Of Shylock, Ponzi schemes, and Survivors

by · 07/21/10

As if it weren’t sweltering enough already, this season of New York summer theater has got a lot of Jews shvitzing under the spotlight. First, there was the Public Theater’s staging of the ever-controversial The Merchant of Venice. Probably the most notorious anti-semitic work of art ever produced, I doubt that there ever was, will, or should be a presentation of Shakespeare’s Shylock that won’t anger and annoy members of his Tribe. Sufferance is our badge, after all.  This time around, the most interesting–and for many most enraging–part is the connection many seem to be drawing between between Shylock and recent financial villains. Consider the following anonymous comment, posted as a response to Time Out New York’s review of the piece.

“Sullivan hands us a sublimely faithful version and is disturbing and thought provoking at the same time.
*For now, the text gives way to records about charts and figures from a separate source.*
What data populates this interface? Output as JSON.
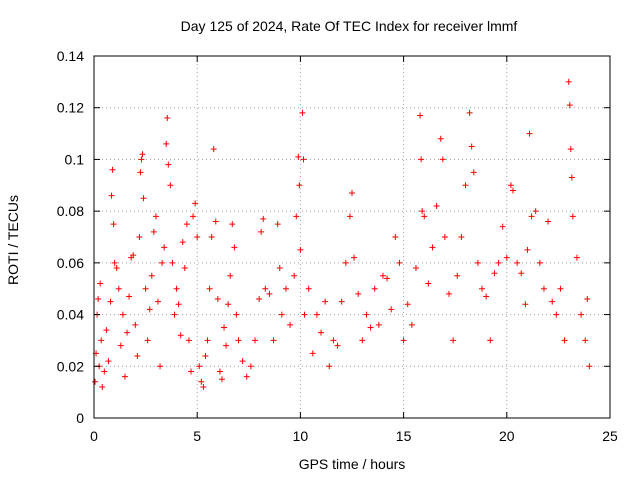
{
  "chart_data": {
    "type": "scatter",
    "title": "Day 125 of 2024, Rate Of TEC Index for receiver lmmf",
    "xlabel": "GPS time / hours",
    "ylabel": "ROTI / TECUs",
    "xlim": [
      0,
      25
    ],
    "ylim": [
      0,
      0.14
    ],
    "xticks": [
      0,
      5,
      10,
      15,
      20,
      25
    ],
    "xtick_labels": [
      "0",
      "5",
      "10",
      "15",
      "20",
      "25"
    ],
    "yticks": [
      0,
      0.02,
      0.04,
      0.06,
      0.08,
      0.1,
      0.12,
      0.14
    ],
    "ytick_labels": [
      "0",
      "0.02",
      "0.04",
      "0.06",
      "0.08",
      "0.1",
      "0.12",
      "0.14"
    ],
    "grid": true,
    "marker": "+",
    "color": "#ff0000",
    "series": [
      {
        "name": "ROTI",
        "points": [
          [
            0.05,
            0.014
          ],
          [
            0.1,
            0.025
          ],
          [
            0.15,
            0.04
          ],
          [
            0.2,
            0.046
          ],
          [
            0.25,
            0.02
          ],
          [
            0.3,
            0.052
          ],
          [
            0.35,
            0.03
          ],
          [
            0.4,
            0.012
          ],
          [
            0.5,
            0.018
          ],
          [
            0.6,
            0.034
          ],
          [
            0.7,
            0.022
          ],
          [
            0.8,
            0.045
          ],
          [
            0.85,
            0.086
          ],
          [
            0.9,
            0.096
          ],
          [
            0.95,
            0.075
          ],
          [
            1.0,
            0.06
          ],
          [
            1.1,
            0.058
          ],
          [
            1.2,
            0.05
          ],
          [
            1.3,
            0.028
          ],
          [
            1.4,
            0.04
          ],
          [
            1.5,
            0.016
          ],
          [
            1.6,
            0.033
          ],
          [
            1.7,
            0.047
          ],
          [
            1.8,
            0.062
          ],
          [
            1.9,
            0.063
          ],
          [
            2.0,
            0.036
          ],
          [
            2.1,
            0.024
          ],
          [
            2.2,
            0.07
          ],
          [
            2.25,
            0.095
          ],
          [
            2.3,
            0.1
          ],
          [
            2.35,
            0.102
          ],
          [
            2.4,
            0.085
          ],
          [
            2.5,
            0.05
          ],
          [
            2.6,
            0.03
          ],
          [
            2.7,
            0.042
          ],
          [
            2.8,
            0.055
          ],
          [
            2.9,
            0.072
          ],
          [
            3.0,
            0.078
          ],
          [
            3.1,
            0.045
          ],
          [
            3.2,
            0.02
          ],
          [
            3.3,
            0.06
          ],
          [
            3.4,
            0.066
          ],
          [
            3.5,
            0.106
          ],
          [
            3.55,
            0.116
          ],
          [
            3.6,
            0.098
          ],
          [
            3.7,
            0.09
          ],
          [
            3.8,
            0.06
          ],
          [
            3.9,
            0.04
          ],
          [
            4.0,
            0.05
          ],
          [
            4.1,
            0.044
          ],
          [
            4.2,
            0.032
          ],
          [
            4.3,
            0.068
          ],
          [
            4.4,
            0.058
          ],
          [
            4.5,
            0.075
          ],
          [
            4.6,
            0.03
          ],
          [
            4.7,
            0.018
          ],
          [
            4.8,
            0.078
          ],
          [
            4.9,
            0.083
          ],
          [
            5.0,
            0.07
          ],
          [
            5.1,
            0.02
          ],
          [
            5.2,
            0.014
          ],
          [
            5.3,
            0.012
          ],
          [
            5.4,
            0.024
          ],
          [
            5.5,
            0.03
          ],
          [
            5.6,
            0.05
          ],
          [
            5.7,
            0.07
          ],
          [
            5.8,
            0.104
          ],
          [
            5.9,
            0.076
          ],
          [
            6.0,
            0.046
          ],
          [
            6.1,
            0.018
          ],
          [
            6.2,
            0.015
          ],
          [
            6.3,
            0.035
          ],
          [
            6.4,
            0.028
          ],
          [
            6.5,
            0.044
          ],
          [
            6.6,
            0.055
          ],
          [
            6.7,
            0.075
          ],
          [
            6.8,
            0.066
          ],
          [
            6.9,
            0.04
          ],
          [
            7.0,
            0.03
          ],
          [
            7.2,
            0.022
          ],
          [
            7.4,
            0.016
          ],
          [
            7.6,
            0.02
          ],
          [
            7.8,
            0.03
          ],
          [
            8.0,
            0.046
          ],
          [
            8.1,
            0.072
          ],
          [
            8.2,
            0.077
          ],
          [
            8.3,
            0.05
          ],
          [
            8.5,
            0.048
          ],
          [
            8.7,
            0.03
          ],
          [
            8.9,
            0.075
          ],
          [
            9.0,
            0.058
          ],
          [
            9.1,
            0.04
          ],
          [
            9.3,
            0.05
          ],
          [
            9.5,
            0.036
          ],
          [
            9.7,
            0.055
          ],
          [
            9.8,
            0.078
          ],
          [
            9.9,
            0.101
          ],
          [
            9.95,
            0.09
          ],
          [
            10.0,
            0.065
          ],
          [
            10.1,
            0.118
          ],
          [
            10.15,
            0.1
          ],
          [
            10.2,
            0.04
          ],
          [
            10.4,
            0.05
          ],
          [
            10.6,
            0.025
          ],
          [
            10.8,
            0.04
          ],
          [
            11.0,
            0.033
          ],
          [
            11.2,
            0.045
          ],
          [
            11.4,
            0.02
          ],
          [
            11.6,
            0.03
          ],
          [
            11.8,
            0.028
          ],
          [
            12.0,
            0.045
          ],
          [
            12.2,
            0.06
          ],
          [
            12.4,
            0.078
          ],
          [
            12.5,
            0.087
          ],
          [
            12.6,
            0.062
          ],
          [
            12.8,
            0.048
          ],
          [
            13.0,
            0.03
          ],
          [
            13.2,
            0.04
          ],
          [
            13.4,
            0.035
          ],
          [
            13.6,
            0.05
          ],
          [
            13.8,
            0.036
          ],
          [
            14.0,
            0.055
          ],
          [
            14.2,
            0.054
          ],
          [
            14.4,
            0.042
          ],
          [
            14.6,
            0.07
          ],
          [
            14.8,
            0.06
          ],
          [
            15.0,
            0.03
          ],
          [
            15.2,
            0.044
          ],
          [
            15.4,
            0.036
          ],
          [
            15.6,
            0.058
          ],
          [
            15.8,
            0.117
          ],
          [
            15.85,
            0.1
          ],
          [
            15.9,
            0.08
          ],
          [
            16.0,
            0.078
          ],
          [
            16.2,
            0.052
          ],
          [
            16.4,
            0.066
          ],
          [
            16.6,
            0.082
          ],
          [
            16.8,
            0.108
          ],
          [
            16.9,
            0.1
          ],
          [
            17.0,
            0.07
          ],
          [
            17.2,
            0.048
          ],
          [
            17.4,
            0.03
          ],
          [
            17.6,
            0.055
          ],
          [
            17.8,
            0.07
          ],
          [
            18.0,
            0.09
          ],
          [
            18.2,
            0.118
          ],
          [
            18.3,
            0.105
          ],
          [
            18.4,
            0.095
          ],
          [
            18.6,
            0.06
          ],
          [
            18.8,
            0.05
          ],
          [
            19.0,
            0.047
          ],
          [
            19.2,
            0.03
          ],
          [
            19.4,
            0.056
          ],
          [
            19.6,
            0.06
          ],
          [
            19.8,
            0.074
          ],
          [
            20.0,
            0.062
          ],
          [
            20.2,
            0.09
          ],
          [
            20.3,
            0.088
          ],
          [
            20.5,
            0.06
          ],
          [
            20.7,
            0.056
          ],
          [
            20.9,
            0.044
          ],
          [
            21.0,
            0.065
          ],
          [
            21.1,
            0.11
          ],
          [
            21.2,
            0.078
          ],
          [
            21.4,
            0.08
          ],
          [
            21.6,
            0.06
          ],
          [
            21.8,
            0.05
          ],
          [
            22.0,
            0.076
          ],
          [
            22.2,
            0.045
          ],
          [
            22.4,
            0.04
          ],
          [
            22.6,
            0.05
          ],
          [
            22.8,
            0.03
          ],
          [
            23.0,
            0.13
          ],
          [
            23.05,
            0.121
          ],
          [
            23.1,
            0.104
          ],
          [
            23.15,
            0.093
          ],
          [
            23.2,
            0.078
          ],
          [
            23.4,
            0.062
          ],
          [
            23.6,
            0.04
          ],
          [
            23.8,
            0.03
          ],
          [
            23.9,
            0.046
          ],
          [
            24.0,
            0.02
          ]
        ]
      }
    ]
  }
}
One cannot help be reminded of today’s Madoffs, AIGs, Goldman Sachs et al as well as the global explosion of anti-Semitism caused by Israel’s Likud government committing atrocities all in the name of the Torah’s Judaism, instead of the satanic Talmud (of which Shakespeare may well have been aware).”

As it so happens, this season one need not stretch all the way back to the Bard for such reminders, for Madoff himself is the subject of Obie award winner Deborah Margolin’s new play “Imagining Madoff,” opening tonight at Stageworks/Hudson, in Albany. An imagined dialogue between Madoff and Solomon Galkin–a Holocaust survivor, Poet, and victim of Madoff’s ponzi scheme–Margolin’s piece has already been the subject of a firestorm of controversy because its initial version featured Elie Wiesel (who lost upwards of 15 million dollars because of Madoff) as the crook’s interlocutor. And though that draft was scrapped after Wiesel threatened to sue, judging from its early reviews “Imagining Madoff” remains a whimsical reflection on Wiesel as well.